Steven Vogel (Department of Philosophy, Denison University), February 9, 2001, EESAT 130, 3:00 pm - 4:30 pm

The Nature of Artifacts

Some philosophers (e.g., Eric Katz) have argued that claims for the environmental value of ecological restoration involve a kind of category mistake: although the landscapes that result from practices of restoration may look like the original natural ones they are intended to reproduce, in fact such landscapes, since they are built by humans for human purposes, can never be natural but are rather artifacts. Vogel looks more closely at what an "artifact" is, and questions the sharp distinction between nature and artifact that arguments like these presuppose. His strategy is to investigate not just the artifactuality of nature, but also what might be called the nature of artifacts - the role that nature plays within every artifact and therefore within ecological restorations as well.

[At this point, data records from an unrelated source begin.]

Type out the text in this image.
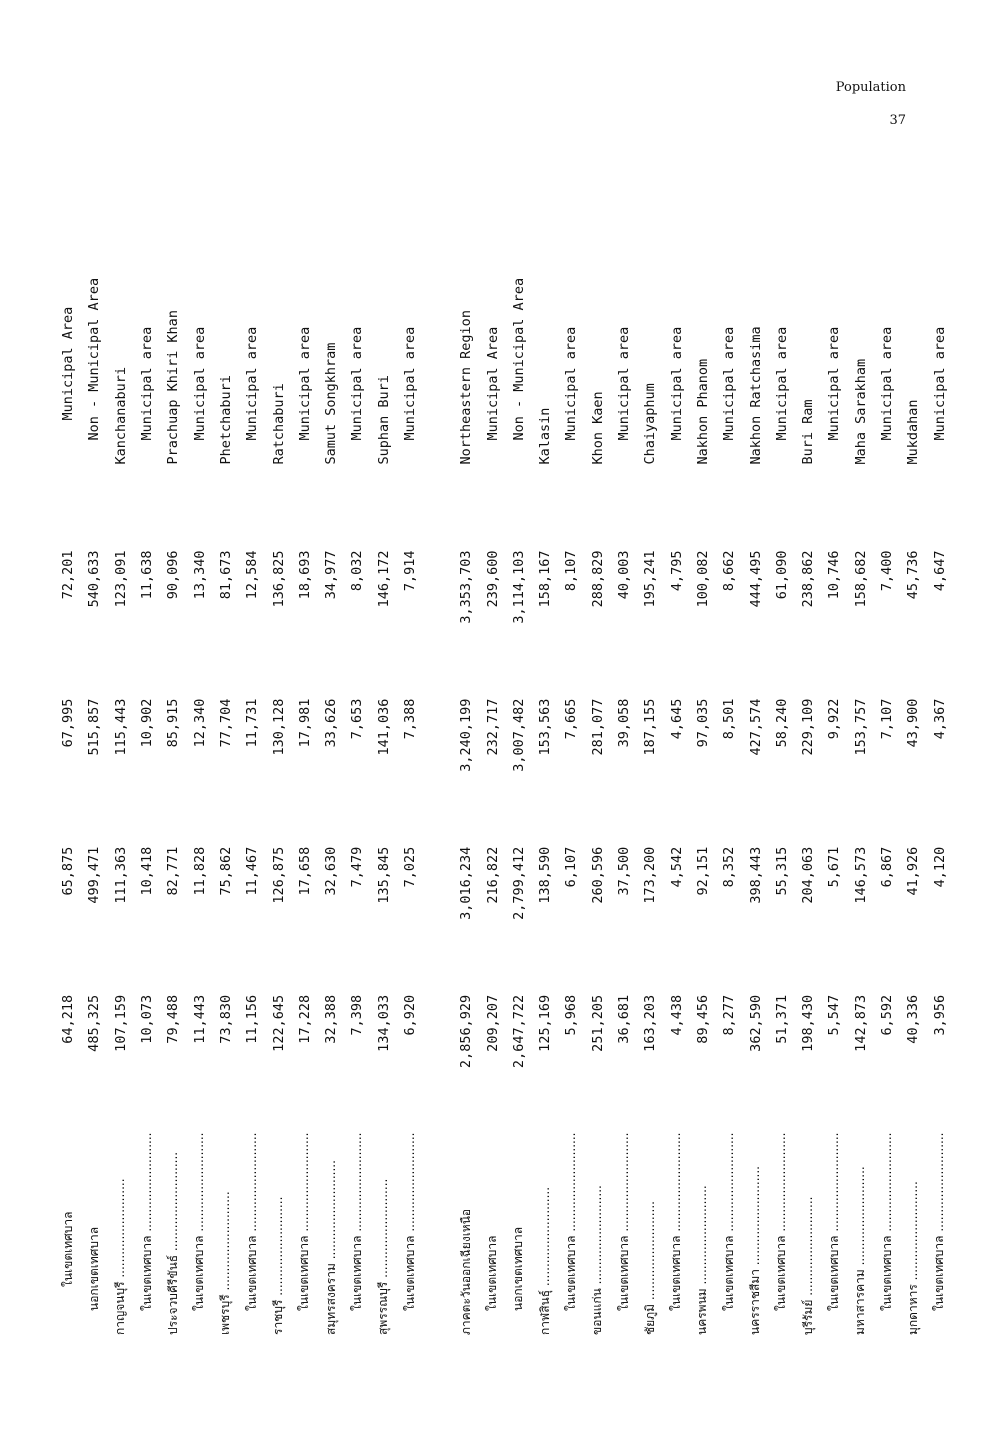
Population
37
ในเขตเทศบาล	64,218	65,875	67,995	72,201	Municipal Area
นอกเขตเทศบาล	485,325	499,471	515,857	540,633	Non - Municipal Area
กาญจนบุรี ..........................	107,159	111,363	115,443	123,091	Kanchanaburi
ในเขตเทศบาล ..........................	10,073	10,418	10,902	11,638	Municipal area
ประจวบคีรีขันธ์ ..........................	79,488	82,771	85,915	90,096	Prachuap Khiri Khan
ในเขตเทศบาล ..........................	11,443	11,828	12,340	13,340	Municipal area
เพชรบุรี ..........................	73,830	75,862	77,704	81,673	Phetchaburi
ในเขตเทศบาล ..........................	11,156	11,467	11,731	12,584	Municipal area
ราชบุรี ..........................	122,645	126,875	130,128	136,825	Ratchaburi
ในเขตเทศบาล ..........................	17,228	17,658	17,981	18,693	Municipal area
สมุทรสงคราม ..........................	32,388	32,630	33,626	34,977	Samut Songkhram
ในเขตเทศบาล ..........................	7,398	7,479	7,653	8,032	Municipal area
สุพรรณบุรี ..........................	134,033	135,845	141,036	146,172	Suphan Buri
ในเขตเทศบาล ..........................	6,920	7,025	7,388	7,914	Municipal area

ภาคตะวันออกเฉียงเหนือ	2,856,929	3,016,234	3,240,199	3,353,703	Northeastern Region
ในเขตเทศบาล	209,207	216,822	232,717	239,600	Municipal Area
นอกเขตเทศบาล	2,647,722	2,799,412	3,007,482	3,114,103	Non - Municipal Area
กาฬสินธุ์ ..........................	125,169	138,590	153,563	158,167	Kalasin
ในเขตเทศบาล ..........................	5,968	6,107	7,665	8,107	Municipal area
ขอนแก่น ..........................	251,205	260,596	281,077	288,829	Khon Kaen
ในเขตเทศบาล ..........................	36,681	37,500	39,058	40,003	Municipal area
ชัยภูมิ ..........................	163,203	173,200	187,155	195,241	Chaiyaphum
ในเขตเทศบาล ..........................	4,438	4,542	4,645	4,795	Municipal area
นครพนม ..........................	89,456	92,151	97,035	100,082	Nakhon Phanom
ในเขตเทศบาล ..........................	8,277	8,352	8,501	8,662	Municipal area
นครราชสีมา ..........................	362,590	398,443	427,574	444,495	Nakhon Ratchasima
ในเขตเทศบาล ..........................	51,371	55,315	58,240	61,090	Municipal area
บุรีรัมย์ ..........................	198,430	204,063	229,109	238,862	Buri Ram
ในเขตเทศบาล ..........................	5,547	5,671	9,922	10,746	Municipal area
มหาสารคาม ..........................	142,873	146,573	153,757	158,682	Maha Sarakham
ในเขตเทศบาล ..........................	6,592	6,867	7,107	7,400	Municipal area
มุกดาหาร ..........................	40,336	41,926	43,900	45,736	Mukdahan
ในเขตเทศบาล ..........................	3,956	4,120	4,367	4,647	Municipal area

Vogel is the author of Against Nature: The Concept of Nature in Critical Theory (SUNY Press, 1996). He is Professor and Chair of the Department of Philosophy at Denison University in Granville, Ohio.

Michiel Korthals (Applied Philosophy, Wageningen University), January 26, 2001, EESAT 130, 3:00 pm - 4:30 pm

A Multi-Practices Ethics Domesticated and Non-Domesticated Animals

Many animal ethicists take as a reference wild, non-domesticated animals or animals in their 'natural' habitat, i.e., the habitat that animals are supposed to have, before humans interfered. Furthermore, they seem to suggest that ethical decision making of the treatment of animals can abstract from the social and cultural context of these animals. Korthals tackles these two presuppositions employing a pragmatist approach, first, by exploring the changing relations between wild and domesticated animals, and especially paying attention to animals that are becoming de-domesticated, and second, by considering the diverse dilemmas of managing domesticated and dedomesticated animals in a world where not only the ethical status of animals is at stake but also the environmental, aesthetic, and social meaning and implications of livestock and other animals.

Korthals is Professor of Philosophy and Chair of the Department of Applied Philosophy at Wageningen University in the Netherlands. He is the author of eleven books on such topics as the Frankfurt School, Habermas, philosophy of science, and sustainability. His research interests include agricultural and food ethics and democracy and sustainability. He is currently a visiting professor in the Philosophy Department at Purdue University.